Picher, Oklahoma | Northwest Arkansas Photographer
Welcome to Picher Oklahoma or as Wired Magazine calls it, "America's Most Toxic Town." During the early 1900's, Picher was the leading producer of mined zinc and lead. In fact, nearly 50% of all the lead and zinc metal used in the first World War came from Picher. As you can imagine, the process of mining these materials was not heavily restricted in those days and the dangerous after effects soon became apparent. First, there were the sink holes which spawned some geological studies of the area. These studies showed that the subsurface of the ground on which the town was built was very unstable. That study led to an investigation of the town's water supply and those results were even more catastrophic. The groundwater was found to have been contaminated with zinc and lead. And not only was the water affected, but the air was also contaminated, due to the huge piles of mining waste (chat piles) that dominated the landscape of the town. This prompted an immediate response from the US Government to buy out the area, label it a superfund site and relocate the inhabitants. A few stayed behind, but most of the town was vacated. In 2006, the school was closed permanently and in 2008, the town was hit by an F4 tornado that leveled a good portion of the buildings.

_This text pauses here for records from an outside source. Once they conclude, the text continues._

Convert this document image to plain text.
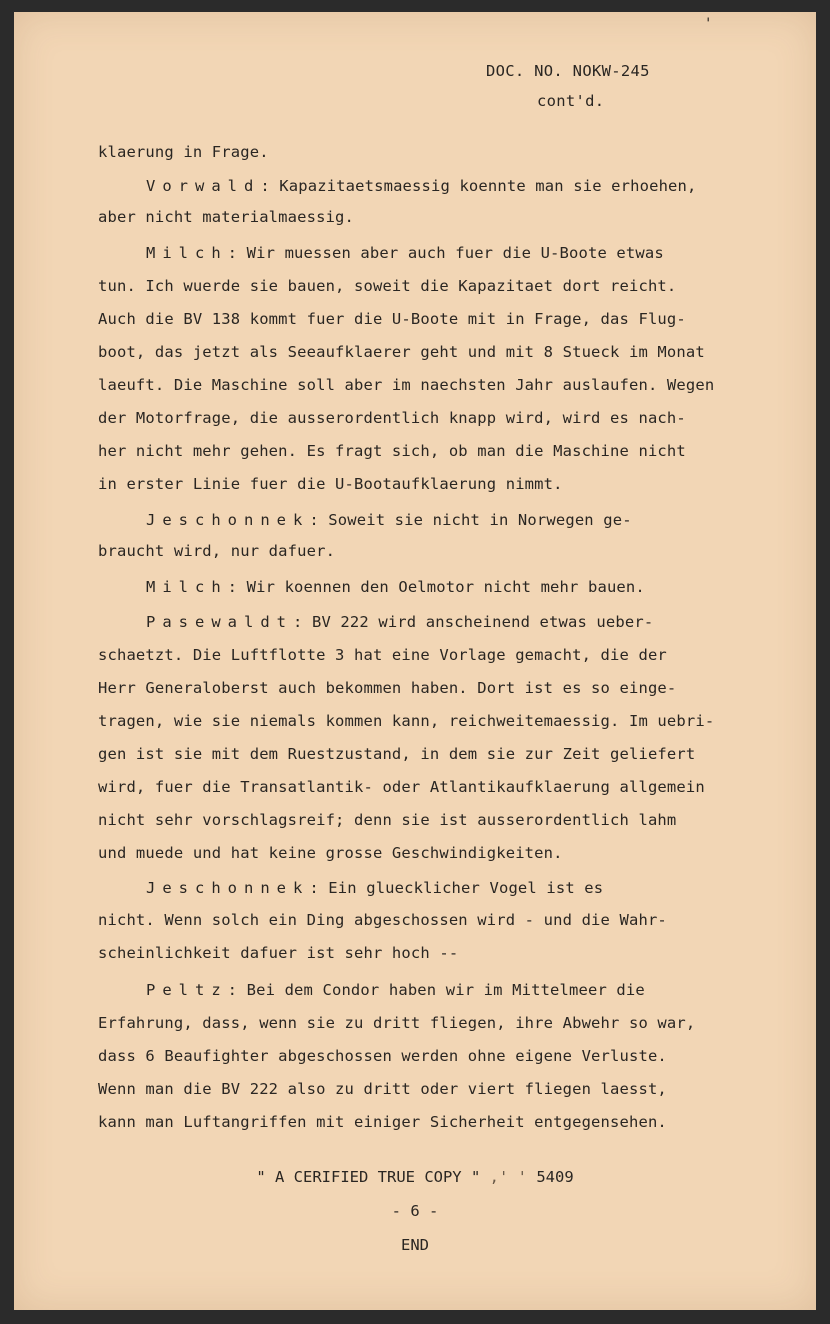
'
DOC. NO. NOKW-245
cont'd.
klaerung in Frage.
Vorwald: Kapazitaetsmaessig koennte man sie erhoehen,
aber nicht materialmaessig.
Milch: Wir muessen aber auch fuer die U-Boote etwas
tun. Ich wuerde sie bauen, soweit die Kapazitaet dort reicht.
Auch die BV 138 kommt fuer die U-Boote mit in Frage, das Flug-
boot, das jetzt als Seeaufklaerer geht und mit 8 Stueck im Monat
laeuft. Die Maschine soll aber im naechsten Jahr auslaufen. Wegen
der Motorfrage, die ausserordentlich knapp wird, wird es nach-
her nicht mehr gehen. Es fragt sich, ob man die Maschine nicht
in erster Linie fuer die U-Bootaufklaerung nimmt.
Jeschonnek: Soweit sie nicht in Norwegen ge-
braucht wird, nur dafuer.
Milch: Wir koennen den Oelmotor nicht mehr bauen.
Pasewaldt: BV 222 wird anscheinend etwas ueber-
schaetzt. Die Luftflotte 3 hat eine Vorlage gemacht, die der
Herr Generaloberst auch bekommen haben. Dort ist es so einge-
tragen, wie sie niemals kommen kann, reichweitemaessig. Im uebri-
gen ist sie mit dem Ruestzustand, in dem sie zur Zeit geliefert
wird, fuer die Transatlantik- oder Atlantikaufklaerung allgemein
nicht sehr vorschlagsreif; denn sie ist ausserordentlich lahm
und muede und hat keine grosse Geschwindigkeiten.
Jeschonnek: Ein gluecklicher Vogel ist es
nicht. Wenn solch ein Ding abgeschossen wird - und die Wahr-
scheinlichkeit dafuer ist sehr hoch --
Peltz: Bei dem Condor haben wir im Mittelmeer die
Erfahrung, dass, wenn sie zu dritt fliegen, ihre Abwehr so war,
dass 6 Beaufighter abgeschossen werden ohne eigene Verluste.
Wenn man die BV 222 also zu dritt oder viert fliegen laesst,
kann man Luftangriffen mit einiger Sicherheit entgegensehen.
" A CERIFIED TRUE COPY " ,' ' 5409
- 6 -
END
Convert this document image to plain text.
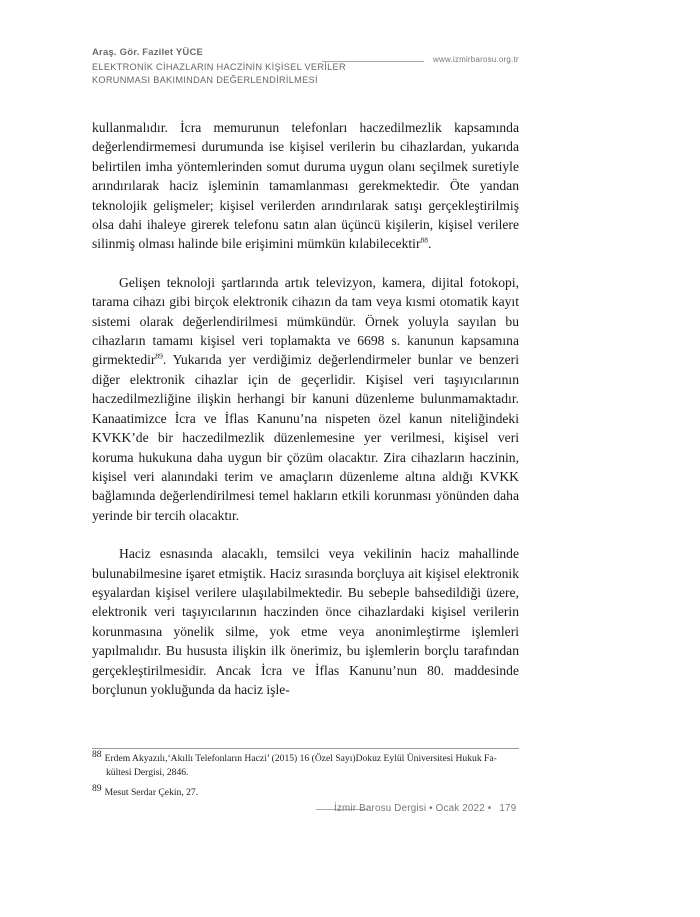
Araş. Gör. Fazilet YÜCE
www.izmirbarosu.org.tr
ELEKTRONİK CİHAZLARIN HACZİNİN KİŞİSEL VERİLER
KORUNMASI BAKIMINDAN DEĞERLENDİRİLMESİ

kullanmalıdır. İcra memurunun telefonları haczedilmezlik kapsamında değerlendirmemesi durumunda ise kişisel verilerin bu cihazlardan, yukarıda belirtilen imha yöntemlerinden somut duruma uygun olanı seçilmek suretiyle arındırılarak haciz işleminin tamamlanması gerekmektedir. Öte yandan teknolojik gelişmeler; kişisel verilerden arındırılarak satışı gerçekleştirilmiş olsa dahi ihaleye girerek telefonu satın alan üçüncü kişilerin, kişisel verilere silinmiş olması halinde bile erişimini mümkün kılabilecektir$^{88}$.

Gelişen teknoloji şartlarında artık televizyon, kamera, dijital fotokopi, tarama cihazı gibi birçok elektronik cihazın da tam veya kısmi otomatik kayıt sistemi olarak değerlendirilmesi mümkündür. Örnek yoluyla sayılan bu cihazların tamamı kişisel veri toplamakta ve 6698 s. kanunun kapsamına girmektedir$^{89}$. Yukarıda yer verdiğimiz değerlendirmeler bunlar ve benzeri diğer elektronik cihazlar için de geçerlidir. Kişisel veri taşıyıcılarının haczedilmezliğine ilişkin herhangi bir kanuni düzenleme bulunmamaktadır. Kanaatimizce İcra ve İflas Kanunu’na nispeten özel kanun niteliğindeki KVKK’de bir haczedilmezlik düzenlemesine yer verilmesi, kişisel veri koruma hukukuna daha uygun bir çözüm olacaktır. Zira cihazların haczinin, kişisel veri alanındaki terim ve amaçların düzenleme altına aldığı KVKK bağlamında değerlendirilmesi temel hakların etkili korunması yönünden daha yerinde bir tercih olacaktır.

Haciz esnasında alacaklı, temsilci veya vekilinin haciz mahallinde bulunabilmesine işaret etmiştik. Haciz sırasında borçluya ait kişisel elektronik eşyalardan kişisel verilere ulaşılabilmektedir. Bu sebeple bahsedildiği üzere, elektronik veri taşıyıcılarının haczinden önce cihazlardaki kişisel verilerin korunmasına yönelik silme, yok etme veya anonimleştirme işlemleri yapılmalıdır. Bu hususta ilişkin ilk önerimiz, bu işlemlerin borçlu tarafından gerçekleştirilmesidir. Ancak İcra ve İflas Kanunu’nun 80. maddesinde borçlunun yokluğunda da haciz işle-

$^{88}$ Erdem Akyazılı,‘Akıllı Telefonların Haczi’ (2015) 16 (Özel Sayı)Dokuz Eylül Üniversitesi Hukuk Fa-
kültesi Dergisi, 2846.
$^{89}$ Mesut Serdar Çekin, 27.
İzmir Barosu Dergisi • Ocak 2022 • 179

In essence, Picher is a modern day ghost town. Walking the streets gives you an eerie, yet inquisitive feeling. You just can't help but wonder about the people that used to live here, how they handled having to move and if they were affected by the toxicity. Many of the homes looked as though their occupants had simply gotten up and left. I'll never forget the time that Jason Hudson and I ventured into the back of one of the houses and ended up in the town's funeral parlor. (chills) There was also the time that Brandon Horner decided to see if the fire extinguisher in the abandoned diner still worked. (it did) And yes, I actually did drive the Novomobile to the very top of one of the toxic chat piles. I had read that it was prolonged exposure that was dangerous so walking about for a few hours shouldn't have been any big deal. Still, there was always a "tickle in my throat" as explored the town. I could blame that on the lead poison or the excitement of being in a real, genuine ghost town. Trips like this always start out with the need to get away, exercise creativity and explore the world around. In this case, our little day trip turned into a series of day trips and one very memorable history lesson.